Comentó lo siguiente: Pienso mucho en la elección presidencial de 1976, cuando el PRI postuló como candidato a la presidencia de la República a José López Portillo. No hubo otros candidatos, López Portillo hizo campaña solo, es una farsa electoral que resultó demasiado ridícula incluso para el PRI de los años 70. El candidato fingía que le importaban sus actos proselitistas, a pesar de que no tenían competidores y el resultado ya estaba predeterminado…
El PRI no podía seguir negando que la farsa electoral, fue a tal punto grotesca, que López Portillo ya como presidente se vio obligado a responsabilizar a Don Jesús Reyes Heroles de instrumentar una reforma política para estimular la participación popular y dotar de credibilidad al sistema electoral. Habría que recalcar el detalle de que en las elecciones presidenciales de 1976, sólo hubo un candidato a la presidencia de la República por el PRI, y de la oposición (PAN), no tuvieron o no quisieron proponer candidato porque tenían conflictos internos según se decía.

Sin duda, coincidimos con el puntual análisis de Raudél Avila sobre la elección presidencial de 1976, es una radiografía de lo que está pasando con la pseudoelcción del domingo 1 de junio de 2025. El hecho de que se hayan elegido a los candidatos a través de tómbola, que el “periodo de registro” para los candidatos no lo respetaron ni siquiera ellos mismos (como el caso de las actuales ministros de la SCJN Yasmin Esquivel, Loreta Ortiz y Lenia Batres, que se registraron después de tiempo).
Que no se le dieron recursos al INE para organizar la elección, que los funcionarios de casilla no contarán los votos y no se anularán las boletas que no se hayan ocupado, que el crimen organizado metió las manos, hacen pensar a cualquier ciudadano común, que estamos ante una farsa de elección judicial. Una farsa en la cual ya se sabe cuál será el resultado y a quienes favorecerá la impartición de justicia.
Muchos hemos dicho con argumentos, las consecuencias de que se politice al poder judicial, las consecuencias que se presentarán al no poder defendernos ante un juicio (el amparo ya no se podrá presentar), por lo que la exigencia de justicia será prácticamente nula.
¿Aún piensa, estimado lector, ¿que elegir al magistrado, juez o ministro de la SCJN, de manera popular es correcto?

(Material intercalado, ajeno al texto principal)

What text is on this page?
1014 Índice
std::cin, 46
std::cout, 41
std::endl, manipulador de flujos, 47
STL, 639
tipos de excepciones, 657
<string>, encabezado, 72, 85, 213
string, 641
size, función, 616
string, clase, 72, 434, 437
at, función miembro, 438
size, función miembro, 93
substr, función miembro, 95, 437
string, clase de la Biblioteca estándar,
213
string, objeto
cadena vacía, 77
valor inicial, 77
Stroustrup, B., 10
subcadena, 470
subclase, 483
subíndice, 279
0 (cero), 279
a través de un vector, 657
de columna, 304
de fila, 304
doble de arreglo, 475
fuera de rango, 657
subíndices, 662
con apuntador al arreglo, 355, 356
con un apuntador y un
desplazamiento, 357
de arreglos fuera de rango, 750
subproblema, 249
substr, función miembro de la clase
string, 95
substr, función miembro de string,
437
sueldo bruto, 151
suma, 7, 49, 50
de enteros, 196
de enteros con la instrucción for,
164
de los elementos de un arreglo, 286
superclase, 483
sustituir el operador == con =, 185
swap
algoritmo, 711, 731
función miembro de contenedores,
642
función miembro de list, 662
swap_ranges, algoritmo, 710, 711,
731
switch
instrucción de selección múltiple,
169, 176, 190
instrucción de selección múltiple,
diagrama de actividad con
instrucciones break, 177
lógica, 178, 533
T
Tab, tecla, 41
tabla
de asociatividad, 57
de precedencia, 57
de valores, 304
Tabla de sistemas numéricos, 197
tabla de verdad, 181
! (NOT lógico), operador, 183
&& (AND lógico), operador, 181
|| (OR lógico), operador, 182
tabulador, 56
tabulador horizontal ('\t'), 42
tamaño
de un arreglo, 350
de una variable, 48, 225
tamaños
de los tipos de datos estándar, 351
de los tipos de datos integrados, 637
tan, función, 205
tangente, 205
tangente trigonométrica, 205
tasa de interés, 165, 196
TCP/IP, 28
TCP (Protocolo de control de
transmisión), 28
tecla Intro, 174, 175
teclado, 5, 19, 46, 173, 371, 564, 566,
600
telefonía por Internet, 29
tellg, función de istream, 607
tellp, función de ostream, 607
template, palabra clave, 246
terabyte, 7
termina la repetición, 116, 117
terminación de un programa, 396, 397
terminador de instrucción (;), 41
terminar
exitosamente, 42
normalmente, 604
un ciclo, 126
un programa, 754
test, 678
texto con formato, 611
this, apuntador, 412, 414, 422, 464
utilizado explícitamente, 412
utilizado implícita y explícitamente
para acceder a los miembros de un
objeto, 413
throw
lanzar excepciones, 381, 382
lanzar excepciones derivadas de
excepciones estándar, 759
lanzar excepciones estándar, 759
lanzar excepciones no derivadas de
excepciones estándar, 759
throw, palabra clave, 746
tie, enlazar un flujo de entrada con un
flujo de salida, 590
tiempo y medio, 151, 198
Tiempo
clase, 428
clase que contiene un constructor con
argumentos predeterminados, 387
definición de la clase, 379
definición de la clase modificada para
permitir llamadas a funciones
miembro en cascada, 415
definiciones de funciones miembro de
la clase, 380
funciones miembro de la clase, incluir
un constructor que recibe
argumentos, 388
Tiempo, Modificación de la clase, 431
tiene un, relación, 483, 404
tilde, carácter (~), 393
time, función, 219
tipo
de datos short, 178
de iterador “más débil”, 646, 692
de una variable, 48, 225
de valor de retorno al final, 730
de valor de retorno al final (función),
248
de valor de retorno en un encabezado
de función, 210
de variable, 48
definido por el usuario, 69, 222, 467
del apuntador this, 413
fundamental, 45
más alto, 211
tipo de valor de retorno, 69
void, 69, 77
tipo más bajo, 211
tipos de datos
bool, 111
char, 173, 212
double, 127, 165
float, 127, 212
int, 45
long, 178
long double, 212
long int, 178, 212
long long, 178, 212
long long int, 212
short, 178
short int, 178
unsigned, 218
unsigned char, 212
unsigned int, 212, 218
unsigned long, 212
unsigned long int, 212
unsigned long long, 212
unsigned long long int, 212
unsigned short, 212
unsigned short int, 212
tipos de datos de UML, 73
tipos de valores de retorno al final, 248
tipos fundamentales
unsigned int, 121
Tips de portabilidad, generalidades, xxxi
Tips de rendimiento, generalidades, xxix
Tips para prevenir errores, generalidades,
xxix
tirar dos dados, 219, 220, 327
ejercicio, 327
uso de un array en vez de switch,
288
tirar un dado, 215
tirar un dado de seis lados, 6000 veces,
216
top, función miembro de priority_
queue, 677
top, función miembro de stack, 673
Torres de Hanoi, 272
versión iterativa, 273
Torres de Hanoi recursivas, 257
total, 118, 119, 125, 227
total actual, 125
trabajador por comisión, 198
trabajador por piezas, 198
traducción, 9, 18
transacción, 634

En mi artículo ¿Funcionará en México el modelo de elección de jueces, magistrados y ministros de la SCJN?, señalé:
Se augura una gran corrupción en la impartición de justicia porque sólo se defenderá a los amigos, parientes, compadres y seguidores férreos del autocrático poder Ejecutivo y su gabinete. Y, más grave aún, dar un manto de impunidad a la criminalidad.
No debemos participar en esto por dignidad y porque moralmente está mal, sostuvo Ricardo Salinas Pliego, y le doy toda la razón al dueño de Televisión Azteca, porque aún sabiendo las consecuencias de votar por jueces, magistrados y ministros de la SCJN de manera populachera, estamos perdiendo nuestra dignidad como mexicanos, al avalar con nuestro voto, la venganza de un solo hombre: Andrés Manuel López Obrador.